En abordant la question des ministères chrétiens dans l’Antiquité Tardive, leurs évolutions, leurs idéalisations et la manière dont ils furent effectivement vécus, nous avons conscience d’embrasser une période longue où sont à l’œuvre des processus de ruptures et d’institutionnalisation, et d’aborder une question à la fois réputée difficile et d’interprétation délicate. Déjà par rapport au Nouveau Testament, les écrits d’Ignace d’Antioche et Clément de Rome témoignent d’une orientation nouvelle dans la structuration et l’animation des premières communautés chrétiennes. Cette mutation intérieure se traduit par une distinction nette entre laïcs et clercs, une organisation ministérielle centralisée et une sacerdotalisation de plus en plus importante des clercs. Ainsi, les ministères chrétiens sont saisis d’emblée sous le mode de l’évolution, même si celui-ci est minimisé (ou occulté) par le recours aux discours sur les origines et par la référence normative à l’Ecriture.

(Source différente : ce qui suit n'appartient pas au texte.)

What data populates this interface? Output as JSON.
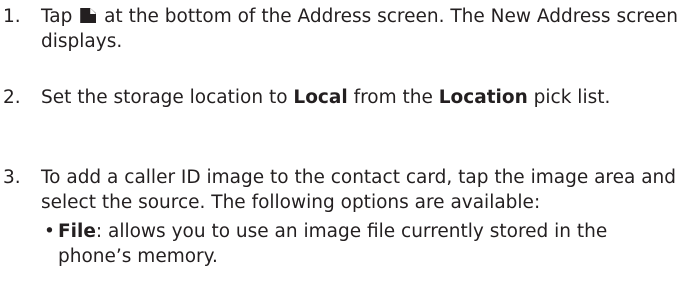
{
  "steps": [
    {
      "number": "1.",
      "text_before_icon": "Tap",
      "icon": "new-address-icon",
      "text_after_icon": " at the bottom of the Address screen. The New Address screen displays."
    },
    {
      "number": "2.",
      "text_1": "Set the storage location to ",
      "bold_1": "Local",
      "text_2": " from the ",
      "bold_2": "Location",
      "text_3": " pick list."
    },
    {
      "number": "3.",
      "text": "To add a caller ID image to the contact card, tap the image area and select the source. The following options are available:",
      "bullets": [
        {
          "marker": "•",
          "term": "File",
          "description": ": allows you to use an image file currently stored in the phone’s memory."
        }
      ]
    }
  ]
}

Le colloque de La Rochelle a pour objet de mesurer et de préciser ce que devient cette trajectoire des ministères dans l’Antiquité Tardive, de Cyprien de Carthage à Léon le Grand, sur la longue durée et à travers des espaces géographiques et culturels fort différents. Mais l’Eglise chrétienne se veut catholique, c’est-à-dire « universelle » : l’une des manifestations parmi les plus visibles et des plus opérationnelles de cette prétention « catholique » sera précisément son organisation ministérielle, présentée comme une réalité quasi-divine et donc - en principe - immuable en son essence.

Et pourtant tant les décisions conciliaires, les correspondances ou les Vies de saints sont témoins d’inflexions, de mutations ou de préoccupations nouvelles quant à la place ou aux rôles des ministres dans la communauté, quant à l’importance de leur témoignage de vie ou de leurs conditions concrètes d’existence. Surgissent alors de nouvelles questions : de quels milieux proviennent les ministres ? Comment sont-ils intégrés dans le clergé ? qu’attendent d’eux les communautés et comment sont-ils situés par rapport à ces autres institutions que sont la cité et la famille, sans oublier la législation impériale ? Il appartiendra aux interventions du colloque de La Rochelle de préciser de quelle liberté évangélique et/ou de quels processus d’adaptation sociopolitiques ont pu procéder ces évolutions du ministère dans l’Antiquité Tardive.

L’existence des ministères est structurante de toute communauté chrétienne dans l’Antiquité Tardive et elle est présentée comme un facteur de cohésion de l’empire. Alors que l’institution paraît moins pérenne que ce que les Pères de l’Eglise proclament, la réalité des ministères, de leurs institutions et de leurs évolutions, demeure une question ouverte au cœur même d’une histoire par essence fluente.

Ce qu’entendent ainsi préciser les communications du colloque sont autant les facteurs de ces évolutions des ministères chrétiens que les différentes modalités d’exercice du ministère. Quelle part revient à la hiérarchie épiscopale dans ces transformations ? Les communautés – et tout particulièrement les laïcs - ont-elles leur mot à dire et sous quelles formes ? L’ascétisme est souvent invoqué pour expliquer le choix de la continence et de la pauvreté pour les clercs, voire la vie commune. Qu’en est-il réellement, et comment de tels modes de vie ont-ils pu s’imposer – même partiellement – à l’ordre des clercs ? Qu’en est-il de l’influence extérieure sur des modèles de sainteté cléricale qu’il s’agisse de l’« homme divin » des cénacles néo-platoniciens, de l’élu manichéen ou du maître rabbinique ? Pour patristiciens et historiens ne restent aujourd’hui que des discours chrétiens sur les ministères dont il faut sans cesse reprendre l’interprétation et la traduction. Or ce travail n’est pas sans éclairer ce que ces discours vont rendre possibles : l’émergence du monde occidental et des problématiques théologiques toujours actuelles dans les Eglises chrétiennes.